Poor environmental robustness, especially physical damage and chemical corrosion, has remained a primary challenge in practical applications of electromagnetic (EM) wave absorbing materials. The core obstacle involves coupled trade-offs: increasing EM filler loading enhances EM attenuation but restricts polymer healing kinetics needed for rapid self-healing, while also increasing the susceptibility of fillers to oxidation and corrosion. This work proposes a novel photothermally driven MXene/self-healing polyurethane (SPU) elastomer that reconciles these competing requirements.
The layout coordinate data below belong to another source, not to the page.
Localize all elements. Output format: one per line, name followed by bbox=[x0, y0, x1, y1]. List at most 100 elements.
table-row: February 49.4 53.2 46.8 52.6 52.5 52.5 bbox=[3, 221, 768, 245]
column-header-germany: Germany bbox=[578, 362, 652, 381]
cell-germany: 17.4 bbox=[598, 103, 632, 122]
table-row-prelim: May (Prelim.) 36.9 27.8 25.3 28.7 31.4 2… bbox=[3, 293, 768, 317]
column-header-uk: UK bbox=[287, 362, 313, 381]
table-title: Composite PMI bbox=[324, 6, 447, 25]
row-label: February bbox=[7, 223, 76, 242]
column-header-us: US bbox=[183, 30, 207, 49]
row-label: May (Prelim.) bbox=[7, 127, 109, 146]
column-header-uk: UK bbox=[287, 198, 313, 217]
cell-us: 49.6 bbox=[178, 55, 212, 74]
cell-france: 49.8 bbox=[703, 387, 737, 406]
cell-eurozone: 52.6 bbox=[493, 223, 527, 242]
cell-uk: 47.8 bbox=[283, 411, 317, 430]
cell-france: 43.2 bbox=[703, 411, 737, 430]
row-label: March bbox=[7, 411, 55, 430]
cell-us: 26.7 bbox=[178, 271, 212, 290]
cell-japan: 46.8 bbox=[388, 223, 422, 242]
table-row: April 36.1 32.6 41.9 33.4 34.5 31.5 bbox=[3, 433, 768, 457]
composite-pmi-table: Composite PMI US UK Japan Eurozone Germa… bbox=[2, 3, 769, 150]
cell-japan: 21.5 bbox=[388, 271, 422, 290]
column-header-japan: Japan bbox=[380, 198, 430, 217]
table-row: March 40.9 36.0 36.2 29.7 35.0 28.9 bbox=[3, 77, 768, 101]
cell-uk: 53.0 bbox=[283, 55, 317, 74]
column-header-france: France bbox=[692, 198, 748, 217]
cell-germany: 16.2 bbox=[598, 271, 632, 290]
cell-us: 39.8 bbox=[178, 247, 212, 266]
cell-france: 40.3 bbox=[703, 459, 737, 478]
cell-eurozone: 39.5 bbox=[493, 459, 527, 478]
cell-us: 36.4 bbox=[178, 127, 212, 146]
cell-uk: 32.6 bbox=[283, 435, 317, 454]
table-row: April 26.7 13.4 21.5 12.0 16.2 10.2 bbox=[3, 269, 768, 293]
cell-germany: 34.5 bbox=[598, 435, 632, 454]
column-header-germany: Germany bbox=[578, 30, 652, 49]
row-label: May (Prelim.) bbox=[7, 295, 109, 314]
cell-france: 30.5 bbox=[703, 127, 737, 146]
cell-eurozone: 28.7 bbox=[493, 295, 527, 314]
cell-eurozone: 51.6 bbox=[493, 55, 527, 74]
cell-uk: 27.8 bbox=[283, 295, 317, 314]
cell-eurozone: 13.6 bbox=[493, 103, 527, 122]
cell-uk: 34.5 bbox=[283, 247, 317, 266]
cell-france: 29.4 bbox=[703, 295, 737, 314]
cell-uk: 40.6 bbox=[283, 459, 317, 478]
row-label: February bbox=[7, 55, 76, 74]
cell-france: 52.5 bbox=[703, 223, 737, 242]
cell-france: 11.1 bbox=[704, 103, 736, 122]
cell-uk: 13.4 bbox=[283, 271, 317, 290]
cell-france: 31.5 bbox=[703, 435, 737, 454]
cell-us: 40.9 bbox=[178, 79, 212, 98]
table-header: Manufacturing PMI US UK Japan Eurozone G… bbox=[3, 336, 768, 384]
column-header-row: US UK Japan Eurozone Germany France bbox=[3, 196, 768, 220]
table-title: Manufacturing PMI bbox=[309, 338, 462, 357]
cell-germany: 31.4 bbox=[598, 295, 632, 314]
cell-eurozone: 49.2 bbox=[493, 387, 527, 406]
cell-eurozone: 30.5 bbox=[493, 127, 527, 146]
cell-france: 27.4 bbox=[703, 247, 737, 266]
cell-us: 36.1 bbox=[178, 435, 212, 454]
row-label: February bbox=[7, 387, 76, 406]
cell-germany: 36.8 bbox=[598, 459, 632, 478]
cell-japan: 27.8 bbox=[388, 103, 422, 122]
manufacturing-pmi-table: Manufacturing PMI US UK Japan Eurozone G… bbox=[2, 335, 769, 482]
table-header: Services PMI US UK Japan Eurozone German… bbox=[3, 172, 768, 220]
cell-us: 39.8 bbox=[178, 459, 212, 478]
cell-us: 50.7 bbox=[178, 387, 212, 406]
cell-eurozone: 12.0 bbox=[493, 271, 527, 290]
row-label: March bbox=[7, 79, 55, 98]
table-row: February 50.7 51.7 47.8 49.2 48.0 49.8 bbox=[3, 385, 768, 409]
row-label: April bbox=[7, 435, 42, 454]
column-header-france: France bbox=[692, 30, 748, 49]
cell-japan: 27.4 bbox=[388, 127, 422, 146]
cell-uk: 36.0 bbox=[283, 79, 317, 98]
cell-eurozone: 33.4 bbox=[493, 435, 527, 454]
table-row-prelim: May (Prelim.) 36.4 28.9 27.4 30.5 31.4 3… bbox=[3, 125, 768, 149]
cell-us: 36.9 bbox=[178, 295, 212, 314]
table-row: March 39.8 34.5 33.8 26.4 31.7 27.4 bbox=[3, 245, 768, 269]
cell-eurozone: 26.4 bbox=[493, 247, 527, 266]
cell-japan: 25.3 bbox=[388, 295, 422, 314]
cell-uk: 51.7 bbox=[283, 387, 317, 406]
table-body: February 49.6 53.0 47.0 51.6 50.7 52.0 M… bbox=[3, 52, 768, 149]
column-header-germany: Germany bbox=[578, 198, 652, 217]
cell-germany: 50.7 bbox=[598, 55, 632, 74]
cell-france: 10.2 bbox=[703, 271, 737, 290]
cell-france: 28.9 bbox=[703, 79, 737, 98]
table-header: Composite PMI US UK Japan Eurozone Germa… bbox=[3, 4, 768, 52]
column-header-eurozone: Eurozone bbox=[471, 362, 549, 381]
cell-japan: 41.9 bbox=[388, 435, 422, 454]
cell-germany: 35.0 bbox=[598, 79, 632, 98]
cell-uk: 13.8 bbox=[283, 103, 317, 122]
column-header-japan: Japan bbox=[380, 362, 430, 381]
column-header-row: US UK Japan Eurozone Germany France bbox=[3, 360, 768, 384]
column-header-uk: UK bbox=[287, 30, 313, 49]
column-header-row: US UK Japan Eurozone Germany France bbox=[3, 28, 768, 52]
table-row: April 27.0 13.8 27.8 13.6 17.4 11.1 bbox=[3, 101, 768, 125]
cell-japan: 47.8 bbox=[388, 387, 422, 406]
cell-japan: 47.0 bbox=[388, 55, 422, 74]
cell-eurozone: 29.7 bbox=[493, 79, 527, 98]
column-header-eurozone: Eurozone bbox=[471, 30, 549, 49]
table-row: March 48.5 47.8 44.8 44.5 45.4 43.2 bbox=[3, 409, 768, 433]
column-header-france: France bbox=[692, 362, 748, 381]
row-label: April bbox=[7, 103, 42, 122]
Under xenon lamp (simulated sunlight, 1000 W m−2), MXene's photothermal conversion effectively accelerates the reversible bond exchange and chain mobility in the SPU matrix, enabling recovery of both mechanical and EM wave absorbing properties within 30 min after damage (self-healing rate over 70 times faster than under dark condition). Tuning MXene surface terminations further tailors its electrical structure and dielectric response, achieving an effective absorption bandwidth of 5.40 GHz at a thickness of 1.77 mm and a radar cross-section reduction of 23.55 dB·m2. Meanwhile, strong hydrogen bonding interaction between SPU and surface termination passivates oxidative sites and forms a protective barrier, effectively suppressing the degradation of MXene and endowing the elastomer with excellent environmental robustness under seawater and harsh acidic/alkaline media. Overall, these findings offer a versatile design paradigm for flexible, durable and self-healing EM wave absorbing materials with potential applications in next-generation wearable electronics, stealth technologies, and marine protection applications.